While one may come to an understandable conclusion that violent games may make a person more aggressive it’s not reasonable to pin the blame on video games due to the lack of evidence to support that statement. As stated by the Center4Research, “It makes sense that since playing violent video games tends to increase the level of aggressive behavior it would also result in more lethal violence or other criminal behaviors, but there is no clear evidence to support that assumption”.

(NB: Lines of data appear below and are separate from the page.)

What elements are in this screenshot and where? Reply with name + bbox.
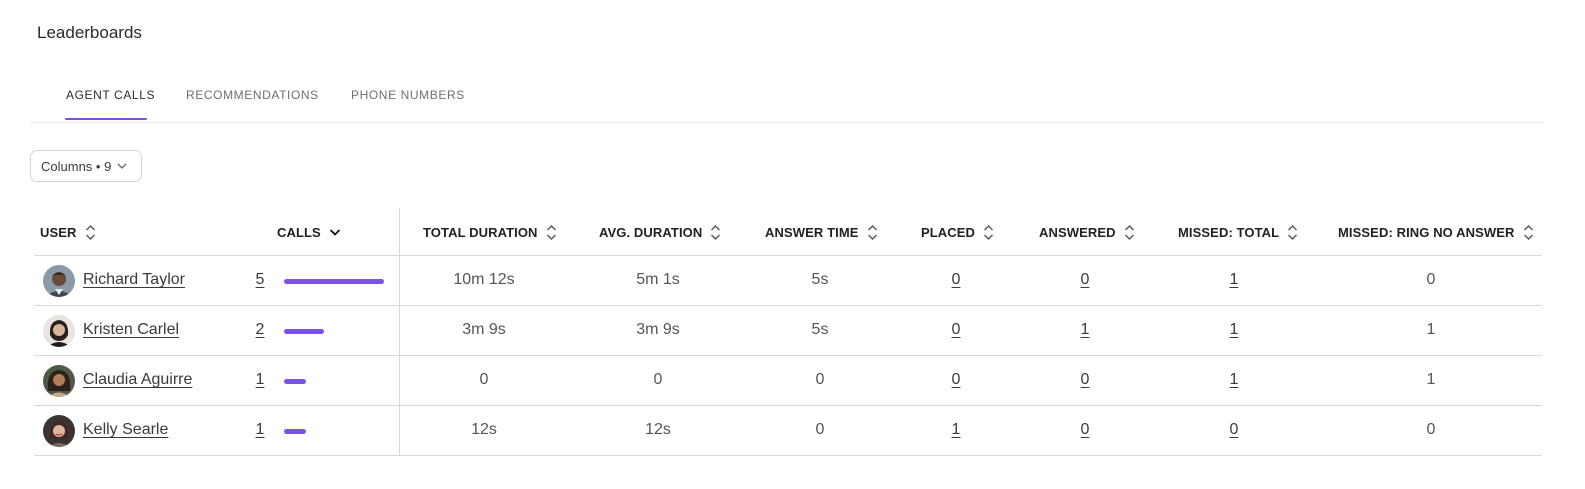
sort-icon	[1124, 224, 1135, 241]
columns-button-label: Columns • 9	[41, 158, 112, 174]
calls-count-link[interactable]: 5	[253, 271, 267, 289]
table-row: Claudia Aguirre 1 0 0 0 0 0 1 1	[34, 356, 1542, 406]
answer-time-value: 5s	[811, 271, 829, 288]
column-header-answer-time[interactable]: ANSWER TIME	[765, 224, 878, 241]
column-header-answered[interactable]: ANSWERED	[1039, 224, 1135, 241]
sort-icon	[710, 224, 721, 241]
missed-total-link[interactable]: 1	[1224, 371, 1244, 389]
calls-count-link[interactable]: 1	[253, 371, 267, 389]
calls-bar	[284, 329, 324, 334]
missed-ring-no-answer-value: 1	[1426, 371, 1436, 388]
missed-ring-no-answer-value: 0	[1426, 421, 1436, 438]
column-header-label: CALLS	[277, 225, 321, 240]
total-duration-value: 3m 9s	[462, 321, 506, 338]
sort-desc-icon	[329, 224, 341, 241]
column-header-user[interactable]: USER	[40, 224, 96, 241]
placed-link[interactable]: 0	[946, 371, 966, 389]
answered-link[interactable]: 0	[1075, 421, 1095, 439]
avg-duration-value: 12s	[645, 421, 671, 438]
avatar[interactable]	[43, 265, 75, 297]
missed-ring-no-answer-value: 0	[1426, 271, 1436, 288]
sort-icon	[1523, 224, 1534, 241]
answered-link[interactable]: 1	[1075, 321, 1095, 339]
table-row: Kelly Searle 1 12s 12s 0 1 0 0 0	[34, 406, 1542, 456]
column-header-calls[interactable]: CALLS	[277, 224, 341, 241]
avatar[interactable]	[43, 365, 75, 397]
calls-bar	[284, 379, 306, 384]
tab-phone-numbers[interactable]: PHONE NUMBERS	[351, 88, 465, 102]
avatar[interactable]	[43, 415, 75, 447]
answer-time-value: 0	[815, 421, 825, 438]
column-header-label: PLACED	[921, 225, 976, 240]
page-title: Leaderboards	[37, 23, 142, 42]
answered-link[interactable]: 0	[1075, 271, 1095, 289]
avg-duration-value: 3m 9s	[636, 321, 680, 338]
active-tab-indicator	[65, 118, 147, 120]
answer-time-value: 0	[815, 371, 825, 388]
sort-icon	[85, 224, 96, 241]
calls-bar	[284, 429, 306, 434]
avg-duration-value: 5m 1s	[636, 271, 680, 288]
sort-icon	[546, 224, 557, 241]
sort-icon	[983, 224, 994, 241]
answer-time-value: 5s	[811, 321, 829, 338]
avg-duration-value: 0	[653, 371, 663, 388]
calls-count-link[interactable]: 2	[253, 321, 267, 339]
column-header-label: ANSWERED	[1039, 225, 1116, 240]
user-name-link[interactable]: Kelly Searle	[83, 421, 168, 439]
missed-total-link[interactable]: 0	[1224, 421, 1244, 439]
sort-icon	[867, 224, 878, 241]
column-header-total-duration[interactable]: TOTAL DURATION	[423, 224, 557, 241]
column-header-label: MISSED: RING NO ANSWER	[1338, 225, 1515, 240]
tab-recommendations[interactable]: RECOMMENDATIONS	[186, 88, 319, 102]
answered-link[interactable]: 0	[1075, 371, 1095, 389]
column-header-label: MISSED: TOTAL	[1178, 225, 1280, 240]
total-duration-value: 0	[479, 371, 489, 388]
column-header-missed-total[interactable]: MISSED: TOTAL	[1178, 224, 1298, 241]
column-header-placed[interactable]: PLACED	[921, 224, 994, 241]
calls-count-link[interactable]: 1	[253, 421, 267, 439]
table-row: Richard Taylor 5 10m 12s 5m 1s 5s 0 0 1 …	[34, 256, 1542, 306]
placed-link[interactable]: 0	[946, 321, 966, 339]
table-row: Kristen Carlel 2 3m 9s 3m 9s 5s 0 1 1 1	[34, 306, 1542, 356]
avatar[interactable]	[43, 315, 75, 347]
placed-link[interactable]: 0	[946, 271, 966, 289]
table-header-row: USER CALLS TOTAL DURATION AVG. DURATION …	[34, 208, 1542, 256]
total-duration-value: 10m 12s	[453, 271, 515, 288]
missed-total-link[interactable]: 1	[1224, 321, 1244, 339]
user-name-link[interactable]: Claudia Aguirre	[83, 371, 192, 389]
column-header-missed-ring-no-answer[interactable]: MISSED: RING NO ANSWER	[1338, 224, 1534, 241]
user-name-link[interactable]: Kristen Carlel	[83, 321, 179, 339]
user-name-link[interactable]: Richard Taylor	[83, 271, 185, 289]
column-header-avg-duration[interactable]: AVG. DURATION	[599, 224, 721, 241]
tab-bar: AGENT CALLS RECOMMENDATIONS PHONE NUMBER…	[30, 70, 1542, 123]
calls-bar	[284, 279, 384, 284]
placed-link[interactable]: 1	[946, 421, 966, 439]
total-duration-value: 12s	[471, 421, 497, 438]
tab-agent-calls[interactable]: AGENT CALLS	[66, 88, 155, 102]
column-header-label: USER	[40, 225, 77, 240]
columns-button[interactable]: Columns • 9	[30, 150, 142, 182]
missed-ring-no-answer-value: 1	[1426, 321, 1436, 338]
chevron-down-icon	[117, 163, 127, 169]
column-header-label: ANSWER TIME	[765, 225, 859, 240]
column-header-label: AVG. DURATION	[599, 225, 703, 240]
missed-total-link[interactable]: 1	[1224, 271, 1244, 289]
column-header-label: TOTAL DURATION	[423, 225, 538, 240]
sort-icon	[1287, 224, 1298, 241]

Overall, the media rambles that violent video games are to blame for violent events (I.E. school shootings, etc) yet little evidence is provided, and it’d be pretty difficult to compile that information due to the U.S. having a population of 328,339,012 million with 13 percent(42 million) being 10-19.
The Opposite Effect
Video games are blamed for violence, yet the statistics say different. “Total US sales of video game hardware and software increased 204% from 1994 to 2014, reaching $13.1 billion in 2014, while violent crimes decreased 37% and murders by juveniles acting alone fell 76% in that same period.” while violent video games can cause aggression based on certain moments, catharsis can be derived from either overcoming a challenge or defeating a foe, which helps relieve repressed emotions: “A peer-reviewed study published in the Journal of Adolescent Health found that children, especially boys, play video games as a means of managing their emotions: “61.9% of boys played to ‘help me relax,’ 47.8% because ‘it helps me forget my problems,’ and 45.4% because ‘it helps me get my anger out.” Despite some of the players being younger, it’s pretty certain that teens won’t act out what they see occur in a game.
Wrapping It Up
While it’s pretty certain that some teens won’t shoot up their school just because they played a game of Fortnite, Apex, etc., it’s for the best to limit how much one plays due to the health effects that it can have(i.e. eye strain, poor posture, little exercise, etc). Also, it’d be best to limit how much pre-teens and teens in general play M-rated games because of the obvious fact that M-rated games are meant for mature people/adults, not 10-year-old Timmy who thinks he’s old enough to play Call Of Duty.